Replace an "If..." with a "When..."
Replace "Last time..." with "Next time..."
Replace negative "what if" with positive "what if", or (better) positive action
Replace possible outcomes with definite actions
Replace worries about weakness with positive effort to overcome it

After a while trying this, it becomes second nature to look at both sides of the coin, to seek solutions to problems and not just barriers. If you act on those solutions, more positives turn up.
 Positive behaviour Top of page
Positive thinking is only useful if it generates positive behaviour. Look at how many of those 'negative to positive' things above concern a 'next time', or an action to resolve a problem. This second bit is the key to long term improvement. Some simple rules:
Don't complain - ACT!

If you have a problem, complaining about it won't make it go away. Doing something constructive will.

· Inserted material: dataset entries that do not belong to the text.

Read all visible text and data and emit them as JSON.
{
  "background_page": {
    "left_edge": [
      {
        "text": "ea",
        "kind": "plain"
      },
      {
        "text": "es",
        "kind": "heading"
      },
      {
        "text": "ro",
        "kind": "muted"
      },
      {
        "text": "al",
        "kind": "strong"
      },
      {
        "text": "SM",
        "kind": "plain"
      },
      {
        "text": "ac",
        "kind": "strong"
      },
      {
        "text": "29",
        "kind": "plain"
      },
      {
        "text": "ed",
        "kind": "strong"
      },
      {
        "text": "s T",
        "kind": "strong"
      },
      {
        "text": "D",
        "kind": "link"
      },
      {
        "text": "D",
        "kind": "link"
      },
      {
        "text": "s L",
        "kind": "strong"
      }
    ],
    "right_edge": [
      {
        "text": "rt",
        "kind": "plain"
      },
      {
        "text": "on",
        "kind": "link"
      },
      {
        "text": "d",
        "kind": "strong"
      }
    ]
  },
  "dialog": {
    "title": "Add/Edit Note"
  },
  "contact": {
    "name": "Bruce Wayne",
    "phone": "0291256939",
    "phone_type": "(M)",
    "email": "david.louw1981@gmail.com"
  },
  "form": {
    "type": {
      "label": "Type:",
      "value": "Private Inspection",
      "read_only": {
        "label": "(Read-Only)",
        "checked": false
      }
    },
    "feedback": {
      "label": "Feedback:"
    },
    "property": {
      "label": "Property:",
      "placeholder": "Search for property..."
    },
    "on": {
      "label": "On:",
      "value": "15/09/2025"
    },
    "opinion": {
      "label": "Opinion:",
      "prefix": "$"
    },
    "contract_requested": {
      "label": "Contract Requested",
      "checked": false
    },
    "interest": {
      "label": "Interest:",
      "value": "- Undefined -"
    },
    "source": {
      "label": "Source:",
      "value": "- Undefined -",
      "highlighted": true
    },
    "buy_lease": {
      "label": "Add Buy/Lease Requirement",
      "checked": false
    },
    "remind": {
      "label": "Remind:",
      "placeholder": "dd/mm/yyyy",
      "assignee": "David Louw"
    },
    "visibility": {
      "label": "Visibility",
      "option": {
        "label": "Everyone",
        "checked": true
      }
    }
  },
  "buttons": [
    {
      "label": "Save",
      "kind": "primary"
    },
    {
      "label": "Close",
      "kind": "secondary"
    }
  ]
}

Action is better than inaction

If you act on a problem, you can break even or improve. If you don't, you can only break even or lose. The balance is with action.

Behave like a champion

It isn't the person inside that counts; it's what they do.
OK, philosophically we could debate that a while. But in practice, it doesn't matter if you feel like a wimp; it doesn't matter how afraid you are of looking silly; and it doesn't matter if you feel ordinary and not particularly deserving. What DOES matter to your shooting is what you actually DO. Maybe not everybody can BE a champion, or feel like a champion, but everybody can behave like one.
Champions - the ones who stay - have a few behaviour patterns in common. They don't stop because of setbacks; they try to find ways round them. They stick - like glue - to their training schedules. They always look to improve (very often by setting higher goals and planning to hit them). They seek information, and make it part of their training. They act like people obsessed with their sport.
Now, in the time you have available for your archery, what's to stop you doing the same?
That can come out in simple things. The difference between "it might rain - I won't practice today" and "it might dry up - I'll go anyway and shoot what I can". "Can I be bothered with the weights this evening" or "Every two days or else!". Or it can be more subtle: "They're ahead - I might as well give up" or "Now's the time to try hardest". Or even more usefully, "He's shooting perfect form - how can I beat that?" against "OK, I'll shoot perfect form just like him" (rumour has it that this is one of McKinney's ways of beating Pace in the '80s.

None of it means you have to change your personality. All you change is what you do. It's easier, and it gets results.